As you can imagine, Huntsinger has been too busy to talk to me for this piece, but in the past her response to me about being part of awards season was to mutter something about “horseshit.”
Yet, it’s a fact that studios push to get their films included in Telluride’s program, but I happen to know for a fact that many so-called awards contenders are rejected by Huntsinger and her team.
Yes, Moonlight was shown at the festival, but that was a heck of a long time before it was considered an awards-season movie.
Luddy told me at the time that they loved the movie and wanted to show it. Simple as that.
One rule that has endured over the decades is that the films are not announced until the start of the festival.
“They wanted to be clear that the main point of the festival is to show movies,” Jenkins explained.

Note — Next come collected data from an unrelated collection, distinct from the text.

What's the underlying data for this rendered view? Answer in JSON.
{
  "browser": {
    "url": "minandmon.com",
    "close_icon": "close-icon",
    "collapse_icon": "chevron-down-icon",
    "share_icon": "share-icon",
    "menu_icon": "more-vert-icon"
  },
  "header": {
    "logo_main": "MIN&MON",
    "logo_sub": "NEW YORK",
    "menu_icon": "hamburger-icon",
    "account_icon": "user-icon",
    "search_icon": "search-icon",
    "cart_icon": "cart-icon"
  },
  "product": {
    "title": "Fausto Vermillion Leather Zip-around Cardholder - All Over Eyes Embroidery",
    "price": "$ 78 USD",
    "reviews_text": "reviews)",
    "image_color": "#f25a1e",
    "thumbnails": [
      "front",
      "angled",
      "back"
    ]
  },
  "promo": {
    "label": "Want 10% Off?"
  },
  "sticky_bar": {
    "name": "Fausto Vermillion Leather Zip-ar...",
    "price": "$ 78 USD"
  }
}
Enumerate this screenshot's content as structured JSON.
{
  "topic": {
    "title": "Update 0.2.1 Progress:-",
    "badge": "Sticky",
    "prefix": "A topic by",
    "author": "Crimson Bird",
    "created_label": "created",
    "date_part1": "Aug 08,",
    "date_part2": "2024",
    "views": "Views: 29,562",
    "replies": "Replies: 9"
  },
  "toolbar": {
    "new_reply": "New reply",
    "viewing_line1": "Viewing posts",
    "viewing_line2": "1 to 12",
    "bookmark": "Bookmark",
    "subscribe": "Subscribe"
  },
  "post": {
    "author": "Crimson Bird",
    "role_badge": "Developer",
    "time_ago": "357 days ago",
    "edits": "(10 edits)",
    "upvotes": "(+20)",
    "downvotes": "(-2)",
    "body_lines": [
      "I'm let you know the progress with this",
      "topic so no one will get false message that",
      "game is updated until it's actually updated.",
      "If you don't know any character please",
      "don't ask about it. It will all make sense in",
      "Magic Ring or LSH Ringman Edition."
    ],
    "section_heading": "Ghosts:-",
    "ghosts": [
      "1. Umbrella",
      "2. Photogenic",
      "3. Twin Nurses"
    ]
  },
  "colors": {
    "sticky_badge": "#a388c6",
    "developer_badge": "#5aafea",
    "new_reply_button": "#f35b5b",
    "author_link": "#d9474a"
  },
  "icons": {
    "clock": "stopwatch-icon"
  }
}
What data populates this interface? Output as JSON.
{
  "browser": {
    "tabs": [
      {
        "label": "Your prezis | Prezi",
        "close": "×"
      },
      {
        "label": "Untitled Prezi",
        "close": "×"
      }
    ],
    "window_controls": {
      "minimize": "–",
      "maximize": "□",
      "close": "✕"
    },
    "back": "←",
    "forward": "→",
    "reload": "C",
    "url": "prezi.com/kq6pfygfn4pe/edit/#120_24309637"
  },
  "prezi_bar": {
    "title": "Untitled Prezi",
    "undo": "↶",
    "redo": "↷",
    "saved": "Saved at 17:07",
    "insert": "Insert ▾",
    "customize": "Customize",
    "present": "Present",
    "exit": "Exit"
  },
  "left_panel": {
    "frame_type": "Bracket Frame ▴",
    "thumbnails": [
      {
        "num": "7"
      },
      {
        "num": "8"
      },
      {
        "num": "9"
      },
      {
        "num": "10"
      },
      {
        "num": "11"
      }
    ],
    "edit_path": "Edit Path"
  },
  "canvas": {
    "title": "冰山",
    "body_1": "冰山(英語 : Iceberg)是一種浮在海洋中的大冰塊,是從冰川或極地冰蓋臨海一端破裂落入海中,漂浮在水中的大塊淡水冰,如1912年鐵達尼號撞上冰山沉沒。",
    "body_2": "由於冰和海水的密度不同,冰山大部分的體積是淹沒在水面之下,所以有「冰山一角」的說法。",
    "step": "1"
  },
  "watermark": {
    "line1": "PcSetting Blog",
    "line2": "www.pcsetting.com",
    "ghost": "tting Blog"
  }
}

“They drill that shit into you. I know you critics and awards people, you have all this information, but as a member of the show — which is what we call the festival — you stay zipped.”
I wondered what language the festival uses to enforce the secrecy of the lineup.
“Yes, it’s ‘Shut the f*ck up.’
“Yeah, that is it. Especially when it’s your own piece in the festival! Yeah, shut the f*ck up.”
Stella and Bill Pence, Luddy and Card, and now Huntsinger, have been able to keep the show on the road for half a century.
“Fifty years is a long time,” Jenkins said. “It’s hard to maintain the energy of anything for that long a duration.
“I think the festival itself is like this iceberg,” with the director at the top.
He noted how Luddy would mention that he, the Pences and Huntsinger would be “at the top of this thing. But holy cow, there’s this two-week window where the four of us become 500 people.”
Jenkins added, “And I think all that energy beneath the surface of the iceberg — that’s part of preserving the energy of the show as well.
“And here I am, I’ve been there 20 years. I’m working on this movie right now. I probably should not be taking these days off to be at 10,000 feet drinking wine and watching movies. But I can’t help myself.”
Where does he place Telluride?
“That’s a terrible question,” he snorted.
“Yeah, I don’t rank festivals. Telluride’s very special to me in a very particular way. Toronto was also special to me in a very particular way. Every film I’ve every made including The Underground Railroad, if you consider that a film, has in some way screened at the Toronto Film Festival.
“So that one and Telluride have very special places in my heart.”
He smiled, looked straight at me. ”Look, I love film festivals.”
Then he conceded that “this one, of course, has my heart.”